24. Find the distance between \( A(0,3) \) and \( B(4,5) \). \( (2 \text { Points })^{*} \) 4.47 8.94 20 35

To find the distance between points \( A(0,3) \) and \( B(4,5) \), we use the distance formula: \[ d = \sqrt{(x_2 - x_1)^2 + (y_2 - y_1)^2} \] Substituting in our points \( A \) and \( B \): \[ d = \sqrt{(4 - 0)^2 + (5 - 3)^2} = \sqrt{4^2 + 2^2} = \sqrt{16 + 4} = \sqrt{20} \approx 4.47 \] So the distance is approximately \( 4.47 \). The forms of this distance formula have been around since the ancient Greeks! Euclid, in his writings, laid down the basics of geometry, including how to measure distance in a two-dimensional plane. Fast forward to today, and it becomes essential for everything from navigation to GPS technology, making it possible to pinpoint locations with incredible accuracy.
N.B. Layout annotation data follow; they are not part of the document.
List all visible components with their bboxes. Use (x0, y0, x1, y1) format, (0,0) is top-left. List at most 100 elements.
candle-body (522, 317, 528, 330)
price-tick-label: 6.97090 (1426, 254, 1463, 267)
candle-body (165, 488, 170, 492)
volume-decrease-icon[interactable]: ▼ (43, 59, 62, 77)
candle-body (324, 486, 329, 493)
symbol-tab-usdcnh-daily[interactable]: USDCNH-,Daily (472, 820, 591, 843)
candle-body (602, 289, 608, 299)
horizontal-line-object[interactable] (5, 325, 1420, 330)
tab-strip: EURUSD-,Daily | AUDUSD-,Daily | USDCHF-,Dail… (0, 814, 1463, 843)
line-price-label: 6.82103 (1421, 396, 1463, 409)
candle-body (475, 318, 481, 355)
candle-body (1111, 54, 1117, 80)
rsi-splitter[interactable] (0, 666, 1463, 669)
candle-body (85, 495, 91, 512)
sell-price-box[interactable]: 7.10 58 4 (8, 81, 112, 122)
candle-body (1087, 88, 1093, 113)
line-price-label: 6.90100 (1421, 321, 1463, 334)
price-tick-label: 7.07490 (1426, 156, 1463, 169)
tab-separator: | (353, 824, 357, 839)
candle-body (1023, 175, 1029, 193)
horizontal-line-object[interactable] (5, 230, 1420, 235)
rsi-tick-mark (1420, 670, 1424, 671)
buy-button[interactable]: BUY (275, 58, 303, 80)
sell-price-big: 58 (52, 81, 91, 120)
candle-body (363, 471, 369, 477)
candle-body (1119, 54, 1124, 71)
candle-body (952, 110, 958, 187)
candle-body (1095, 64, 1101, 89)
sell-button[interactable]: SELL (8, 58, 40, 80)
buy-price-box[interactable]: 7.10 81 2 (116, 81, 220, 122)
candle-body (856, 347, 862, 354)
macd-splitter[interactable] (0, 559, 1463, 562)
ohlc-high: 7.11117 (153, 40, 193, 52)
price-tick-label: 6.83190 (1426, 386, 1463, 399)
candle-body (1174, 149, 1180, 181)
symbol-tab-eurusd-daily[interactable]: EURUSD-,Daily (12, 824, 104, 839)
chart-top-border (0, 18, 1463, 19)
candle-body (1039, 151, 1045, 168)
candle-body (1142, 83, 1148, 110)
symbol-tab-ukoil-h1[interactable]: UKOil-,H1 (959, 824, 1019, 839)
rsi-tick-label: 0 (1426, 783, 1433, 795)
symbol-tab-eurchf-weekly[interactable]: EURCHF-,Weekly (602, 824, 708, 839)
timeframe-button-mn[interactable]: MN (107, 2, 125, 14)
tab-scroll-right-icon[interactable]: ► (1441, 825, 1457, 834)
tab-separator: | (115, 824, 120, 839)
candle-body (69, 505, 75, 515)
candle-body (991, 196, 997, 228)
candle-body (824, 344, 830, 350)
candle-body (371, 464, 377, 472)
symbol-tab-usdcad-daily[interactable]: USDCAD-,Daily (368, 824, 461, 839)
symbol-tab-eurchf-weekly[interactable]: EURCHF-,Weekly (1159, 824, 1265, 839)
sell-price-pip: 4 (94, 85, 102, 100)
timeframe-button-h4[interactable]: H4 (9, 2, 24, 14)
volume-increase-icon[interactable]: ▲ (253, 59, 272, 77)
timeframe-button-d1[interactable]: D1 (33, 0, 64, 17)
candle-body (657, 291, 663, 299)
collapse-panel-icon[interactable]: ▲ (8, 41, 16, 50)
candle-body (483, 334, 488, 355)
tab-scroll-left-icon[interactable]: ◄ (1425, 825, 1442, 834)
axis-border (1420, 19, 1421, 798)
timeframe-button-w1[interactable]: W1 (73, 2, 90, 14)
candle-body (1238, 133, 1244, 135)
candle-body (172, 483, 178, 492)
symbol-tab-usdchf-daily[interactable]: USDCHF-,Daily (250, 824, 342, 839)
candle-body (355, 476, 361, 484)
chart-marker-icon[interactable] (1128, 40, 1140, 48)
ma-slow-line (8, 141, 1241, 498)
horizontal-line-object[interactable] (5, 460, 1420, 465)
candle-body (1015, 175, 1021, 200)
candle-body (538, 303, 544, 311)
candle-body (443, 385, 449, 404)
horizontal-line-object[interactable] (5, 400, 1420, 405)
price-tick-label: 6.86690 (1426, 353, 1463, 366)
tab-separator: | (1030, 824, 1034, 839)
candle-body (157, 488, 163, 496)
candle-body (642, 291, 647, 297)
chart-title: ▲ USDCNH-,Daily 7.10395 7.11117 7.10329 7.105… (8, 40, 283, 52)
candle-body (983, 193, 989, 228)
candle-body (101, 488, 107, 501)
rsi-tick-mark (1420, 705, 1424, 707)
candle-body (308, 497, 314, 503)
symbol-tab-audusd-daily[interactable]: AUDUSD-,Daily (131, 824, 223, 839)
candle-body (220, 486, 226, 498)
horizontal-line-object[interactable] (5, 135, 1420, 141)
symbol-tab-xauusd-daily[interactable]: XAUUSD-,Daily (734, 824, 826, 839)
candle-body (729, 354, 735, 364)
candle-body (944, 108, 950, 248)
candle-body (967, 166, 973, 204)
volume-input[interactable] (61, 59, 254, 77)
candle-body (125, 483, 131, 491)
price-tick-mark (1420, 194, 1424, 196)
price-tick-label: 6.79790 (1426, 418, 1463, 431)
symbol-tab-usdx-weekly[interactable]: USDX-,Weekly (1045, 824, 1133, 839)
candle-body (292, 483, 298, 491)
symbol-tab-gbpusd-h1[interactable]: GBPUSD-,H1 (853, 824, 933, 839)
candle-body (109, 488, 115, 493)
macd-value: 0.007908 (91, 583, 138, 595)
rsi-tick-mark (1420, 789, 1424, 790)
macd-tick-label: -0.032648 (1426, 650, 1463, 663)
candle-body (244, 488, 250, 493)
Isn't it amazing how math from ancient times still plays a crucial role in our modern world? If you ever find yourself confused by distance calculations, remember this helpful tip: double-check the coordinates you’re plugging in. A common mistake is to mix up the x and y values or even forget to square the differences! Visualization can also be a lifesaver—drawing a quick sketch can help you see the actual distance between points, making calculations feel more intuitive and less daunting.